Despite the meteoric rise in containerization, virtual machines are still the very definition of cloud infrastructure for many people. Hardware VMs are one solution to the problem of securely sharing large servers among multiple customers, and that sharing is necessary to enjoy the elasticity we've come to expect of cloud infrastructure. Being able to automatically provision an "instance" with 2 or 256GB of RAM, or any size, and and have it serving workloads in almost no time is a hallmark of what we've come to expect of the cloud. Indeed, we must credit VMs with making the cloud as we knew it yesterday possible.

The thing is, VMs are just one means of achieving that elasticity, and as we increasingly look to Dockerize our applications for speed and agility, it's becoming clear that VMs are an evolutionary dead end. Like dinosaurs, VHS, and even HD-DVDs, they are at the long end of a evolutionary fork that ends with no path forward.

Containers, including Docker, depend on a different approach to virtualization. Instead of virtualizing the hardware--things like CPUs, floppy drives, and network adapters--and running whole guest operating systems on top of that, containerization separates users and processes from each other. Joyent CTO Bryan Cantrill's history of virtualization is more authoritative and entertaining than anything I can share, and his work on both Solaris Zones and KVM allows him a unique perspective on both containerization and hardware virtualization.

Docker is a type of containerization that's driving new thinking about application architecture and workflows.

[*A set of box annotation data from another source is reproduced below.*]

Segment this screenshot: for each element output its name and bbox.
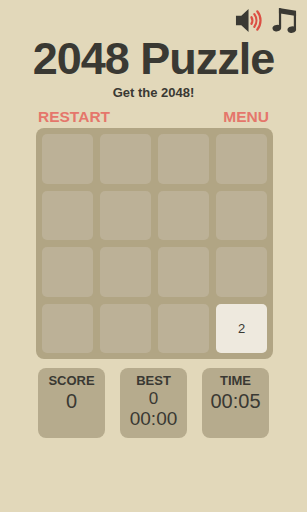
tile-2: 2	[216, 304, 267, 354]
score-value: 0	[38, 389, 105, 413]
best-score-value: 0	[120, 389, 187, 408]
board-cell	[216, 134, 267, 184]
time-value: 00:05	[202, 389, 269, 413]
stats-bar: SCORE 0 BEST 0 00:00 TIME 00:05	[38, 368, 269, 438]
page-subtitle: Get the 2048!	[0, 85, 307, 100]
time-label: TIME	[202, 373, 269, 389]
best-time-value: 00:00	[120, 408, 187, 429]
board-cell	[158, 304, 209, 354]
time-panel: TIME 00:05	[202, 368, 269, 438]
board-cell	[100, 304, 151, 354]
board-cell	[100, 191, 151, 241]
page-title: 2048 Puzzle	[0, 33, 307, 85]
board-cell	[42, 134, 93, 184]
board-cell	[216, 247, 267, 297]
board-cell: 2	[216, 304, 267, 354]
nav-bar: RESTART MENU	[38, 108, 269, 126]
restart-button[interactable]: RESTART	[38, 108, 110, 126]
board-cell	[100, 247, 151, 297]
score-panel: SCORE 0	[38, 368, 105, 438]
board-cell	[42, 247, 93, 297]
best-label: BEST	[120, 373, 187, 389]
board-cell	[216, 191, 267, 241]
board-cell	[158, 134, 209, 184]
score-label: SCORE	[38, 373, 105, 389]
music-toggle-button[interactable]	[271, 4, 300, 34]
board-cell	[100, 134, 151, 184]
sound-toggle-button[interactable]	[235, 7, 264, 34]
board-cell	[42, 304, 93, 354]
top-icon-bar	[235, 4, 300, 34]
board-cell	[158, 191, 209, 241]
board-cell	[42, 191, 93, 241]
best-panel: BEST 0 00:00	[120, 368, 187, 438]
board-cell	[158, 247, 209, 297]
app-screen: 2048 Puzzle Get the 2048! RESTART MENU 2…	[0, 0, 307, 512]
board[interactable]: 2	[36, 128, 273, 359]
menu-button[interactable]: MENU	[223, 108, 269, 126]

What Docker introduced on top of containerization is a new interface to the container. By treating the container as an application, rather than a whole Unix machine, Docker invented an approach called "application containers" that is lowering barriers to the kind of truly modern apps and automated ops we dream of building.

Unfortunately for many people, the most common approach to Docker deployments is in hardware virtual machines. This layering of virtualization technologies is possible, but those added layers sap performance, increase complexity, and add costs.

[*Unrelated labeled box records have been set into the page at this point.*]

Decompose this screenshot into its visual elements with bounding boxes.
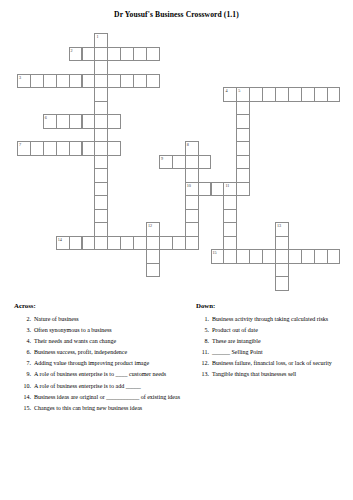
grid-cell[interactable] (223, 249, 237, 264)
clue-number: 14 (58, 237, 62, 242)
grid-cell[interactable] (94, 60, 108, 75)
grid-cell[interactable] (94, 182, 108, 197)
clue-number: 3 (19, 75, 21, 80)
across-heading: Across: (14, 302, 36, 309)
clue-number-label: 3. (14, 326, 31, 336)
clue-number-label: 6. (14, 348, 31, 358)
grid-cell[interactable] (69, 74, 83, 89)
grid-cell[interactable]: 10 (185, 182, 199, 197)
across-clue: 14.Business ideas are original or ______… (14, 393, 189, 403)
clue-number: 5 (238, 88, 240, 93)
clue-number: 4 (225, 88, 227, 93)
grid-cell[interactable] (223, 236, 237, 251)
clue-text: Business activity through taking calcula… (212, 315, 344, 325)
down-clue: 11.______ Selling Point (196, 348, 344, 358)
grid-cell[interactable] (82, 47, 96, 62)
grid-cell[interactable]: 4 (223, 87, 237, 102)
clue-number: 15 (213, 250, 217, 255)
grid-cell[interactable]: 11 (223, 182, 237, 197)
grid-cell[interactable] (211, 182, 225, 197)
grid-cell[interactable] (146, 236, 160, 251)
grid-cell[interactable] (275, 236, 289, 251)
grid-cell[interactable] (133, 47, 147, 62)
grid-cell[interactable] (198, 182, 212, 197)
grid-cell[interactable] (275, 276, 289, 291)
grid-cell[interactable]: 9 (159, 155, 173, 170)
clue-number: 8 (187, 142, 189, 147)
grid-cell[interactable] (94, 114, 108, 129)
clue-text: Business failure, financial loss, or lac… (212, 359, 344, 369)
clue-number: 2 (71, 48, 73, 53)
clue-number: 11 (225, 183, 229, 188)
clue-number: 6 (45, 115, 47, 120)
grid-cell[interactable] (107, 114, 121, 129)
grid-cell[interactable] (30, 74, 44, 89)
clue-number-label: 1. (196, 315, 209, 325)
clue-text: Changes to this can bring new business i… (34, 404, 189, 414)
grid-cell[interactable] (94, 209, 108, 224)
grid-cell[interactable] (94, 236, 108, 251)
clue-text: Their needs and wants can change (34, 337, 189, 347)
down-clue-list: 1.Business activity through taking calcu… (196, 315, 344, 382)
clue-number: 10 (187, 183, 191, 188)
grid-cell[interactable] (172, 236, 186, 251)
grid-cell[interactable] (223, 209, 237, 224)
clue-text: Business ideas are original or _________… (34, 393, 189, 403)
clue-number-label: 14. (14, 393, 31, 403)
grid-cell[interactable] (249, 249, 263, 264)
grid-cell[interactable] (172, 155, 186, 170)
grid-cell[interactable] (56, 74, 70, 89)
clue-number: 9 (161, 156, 163, 161)
worksheet-page: Dr Yousuf's Business Crossword (1.1) 123… (0, 0, 353, 500)
across-clue: 10.A role of business enterprise is to a… (14, 382, 189, 392)
grid-cell[interactable] (159, 236, 173, 251)
grid-cell[interactable] (107, 74, 121, 89)
clue-text: These are intangible (212, 337, 344, 347)
grid-cell[interactable] (107, 141, 121, 156)
clue-number-label: 8. (196, 337, 209, 347)
across-clue: 3.Often synonymous to a business (14, 326, 189, 336)
grid-cell[interactable] (236, 101, 250, 116)
grid-cell[interactable] (236, 182, 250, 197)
grid-cell[interactable] (314, 87, 328, 102)
grid-cell[interactable]: 7 (17, 141, 31, 156)
grid-cell[interactable] (30, 141, 44, 156)
clue-text: Nature of business (34, 315, 189, 325)
grid-cell[interactable] (94, 195, 108, 210)
grid-cell[interactable] (185, 209, 199, 224)
grid-cell[interactable] (107, 47, 121, 62)
grid-cell[interactable] (56, 141, 70, 156)
clue-number-label: 9. (14, 370, 31, 380)
grid-cell[interactable] (198, 155, 212, 170)
clue-text: ______ Selling Point (212, 348, 344, 358)
grid-cell[interactable]: 3 (17, 74, 31, 89)
grid-cell[interactable] (223, 195, 237, 210)
grid-cell[interactable] (133, 236, 147, 251)
grid-cell[interactable] (327, 249, 341, 264)
clue-number-label: 11. (196, 348, 209, 358)
grid-cell[interactable] (185, 222, 199, 237)
across-clue: 4.Their needs and wants can change (14, 337, 189, 347)
clue-text: Tangible things that businesses sell (212, 370, 344, 380)
grid-cell[interactable] (69, 236, 83, 251)
clue-number-label: 4. (14, 337, 31, 347)
grid-cell[interactable]: 15 (211, 249, 225, 264)
grid-cell[interactable] (275, 87, 289, 102)
grid-cell[interactable] (236, 249, 250, 264)
grid-cell[interactable]: 2 (69, 47, 83, 62)
grid-cell[interactable] (146, 74, 160, 89)
crossword-grid: 123456789101112131415 (17, 33, 341, 291)
grid-cell[interactable] (288, 249, 302, 264)
grid-cell[interactable] (94, 155, 108, 170)
grid-cell[interactable] (94, 168, 108, 183)
grid-cell[interactable] (275, 249, 289, 264)
down-clue: 13.Tangible things that businesses sell (196, 370, 344, 380)
grid-cell[interactable] (185, 155, 199, 170)
across-clue: 15.Changes to this can bring new busines… (14, 404, 189, 414)
across-clue: 7.Adding value through improving product… (14, 359, 189, 369)
clue-number-label: 2. (14, 315, 31, 325)
clue-text: Adding value through improving product i… (34, 359, 189, 369)
grid-cell[interactable]: 14 (56, 236, 70, 251)
clue-number-label: 13. (196, 370, 209, 380)
grid-cell[interactable] (94, 74, 108, 89)
grid-cell[interactable]: 1 (94, 33, 108, 48)
down-clue: 12.Business failure, financial loss, or … (196, 359, 344, 369)
clue-number-label: 7. (14, 359, 31, 369)
grid-cell[interactable] (94, 47, 108, 62)
down-clue: 1.Business activity through taking calcu… (196, 315, 344, 325)
grid-cell[interactable]: 12 (146, 222, 160, 237)
grid-cell[interactable] (275, 263, 289, 278)
grid-cell[interactable] (69, 141, 83, 156)
grid-cell[interactable] (236, 128, 250, 143)
clue-number: 13 (277, 223, 281, 228)
grid-cell[interactable] (120, 74, 134, 89)
grid-cell[interactable] (236, 168, 250, 183)
grid-cell[interactable] (223, 222, 237, 237)
grid-cell[interactable] (82, 236, 96, 251)
down-heading: Down: (196, 302, 215, 309)
across-clue: 2.Nature of business (14, 315, 189, 325)
page-title: Dr Yousuf's Business Crossword (1.1) (0, 10, 353, 19)
grid-cell[interactable] (133, 74, 147, 89)
across-clue-list: 2.Nature of business3.Often synonymous t… (14, 315, 189, 415)
down-clue: 5.Product out of date (196, 326, 344, 336)
clue-number-label: 12. (196, 359, 209, 369)
clue-number: 7 (19, 142, 21, 147)
grid-cell[interactable] (327, 87, 341, 102)
grid-cell[interactable] (301, 87, 315, 102)
grid-cell[interactable] (249, 87, 263, 102)
grid-cell[interactable] (185, 195, 199, 210)
grid-cell[interactable] (82, 141, 96, 156)
grid-cell[interactable] (185, 236, 199, 251)
grid-cell[interactable]: 5 (236, 87, 250, 102)
grid-cell[interactable] (94, 222, 108, 237)
grid-cell[interactable] (120, 236, 134, 251)
grid-cell[interactable] (94, 101, 108, 116)
clue-number: 1 (96, 34, 98, 39)
grid-cell[interactable] (94, 141, 108, 156)
across-clue: 9.A role of business enterprise is to __… (14, 370, 189, 380)
clue-text: Often synonymous to a business (34, 326, 189, 336)
grid-cell[interactable]: 8 (185, 141, 199, 156)
grid-cell[interactable] (43, 141, 57, 156)
clue-number-label: 5. (196, 326, 209, 336)
clue-number-label: 10. (14, 382, 31, 392)
grid-cell[interactable] (56, 114, 70, 129)
grid-cell[interactable] (69, 114, 83, 129)
grid-cell[interactable]: 13 (275, 222, 289, 237)
across-clue: 6.Business success, profit, independence (14, 348, 189, 358)
grid-cell[interactable]: 6 (43, 114, 57, 129)
grid-cell[interactable] (236, 141, 250, 156)
grid-cell[interactable] (262, 249, 276, 264)
clue-text: Business success, profit, independence (34, 348, 189, 358)
grid-cell[interactable] (301, 249, 315, 264)
grid-cell[interactable] (262, 87, 276, 102)
clue-text: Product out of date (212, 326, 344, 336)
grid-cell[interactable] (236, 114, 250, 129)
grid-cell[interactable] (146, 249, 160, 264)
grid-cell[interactable] (120, 47, 134, 62)
clue-text: A role of business enterprise is to add … (34, 382, 189, 392)
grid-cell[interactable] (82, 114, 96, 129)
grid-cell[interactable] (146, 263, 160, 278)
grid-cell[interactable] (107, 236, 121, 251)
grid-cell[interactable] (94, 128, 108, 143)
clue-text: A role of business enterprise is to ____… (34, 370, 189, 380)
grid-cell[interactable] (314, 249, 328, 264)
grid-cell[interactable] (94, 87, 108, 102)
clue-number-label: 15. (14, 404, 31, 414)
down-clue: 8.These are intangible (196, 337, 344, 347)
grid-cell[interactable] (236, 155, 250, 170)
grid-cell[interactable] (288, 87, 302, 102)
grid-cell[interactable] (146, 47, 160, 62)
grid-cell[interactable] (82, 74, 96, 89)
grid-cell[interactable] (185, 168, 199, 183)
clue-number: 12 (148, 223, 152, 228)
grid-cell[interactable] (43, 74, 57, 89)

Consider for a moment what happens when we tie the lifecycle of the container to the lifecycle of the VM. It means VMs have to be provisioned before the containers can be, and scaling down means deprovisioning the VMs and consolidating the remaining containers into the smaller VM surface area.

This may seem like a small problem, but it can turn into a huge additional cost. I learned about how real this can be from an engineering director¹ who shared his story of his company's recent Dockerization with me. They undertook the effort with great excitement about both the development and operational benefits. It was, after all, a great opportunity to clean up cruft that had accumulated from years of operations. What they didn't anticipate, however, was the increased costs: their cloud infrastructure bill jumped from $18,000 to $32,000 per month as a result.

The root cause was difficulty in scaling their app using containers in VMs. Scaling up was easy: provision more VMs and then provision containers into them. Scaling down was less easy: stateless containers could be shut down quickly, but stateful containers had long lifecycles that meant they couldn't easily be shut down or reprovisioned elsewhere. Those long running containers prevented them from shutting down VM capacity as their needs scaled down, forcing them to pay for capacity that was going largely unused.

Unfortunately, it wasn't just infrastructure costs that increased. The added complexity of managing containers in VMs left the team even more resource constrained and needing additional headcount. Revenue generating projects are suffering now as the team scrambles to figure out what to do next.

I've also heard stories from some performance hungry users who've already given up on virtual machines and are running Docker on bare metal in private data centers or leased hardware. For many of them this includes a stripped-down Linux distribution, homemade deployment and update automation (aspirationally, anyway; more often than not this is a "planned" feature), and a cluster of hardware. While this approach yields better application performance, it comes at a huge operational cost. Who builds the deployment and update automation, for example? Worse, these users are finding scaling even harder than cloud VM users, since adding or removing bare metal takes a lot longer than VMs.

So, if running containers on dedicated VMs or physical servers isn't the answer, what is? The better solution can be found in the structure of the cloud itself. If the automation tools that allow cloud operators to provision virtual machines could be redirected towards provisioning containers, if the network virtualization that we've depended on to bring network interfaces to each virtual machine could be applied to containers, if we could enjoy the security of hardware virtual machines around each of our containers...would we ever hobble ourselves or our apps by trying to run them in VMs again? Would we ever choose to add performance and elasticity-sapping layers of management complexity?

The best solution is a container-native cloud that runs containers on bare metal, with no VMs. Importantly, the container lifecycle would be independent from the container host, so as your apps scale, you'd never have to pay for larger resources just because you don't want to kill off long running containers. In a container-native cloud, you'd provision and pay for containers, they would last until you delete them, and you would never have to worry about complexities of managing VM or server hosts.

This is not idle speculation or science fiction, this is Joyent Triton, the open source, container-native data center automation solution for public and private clouds.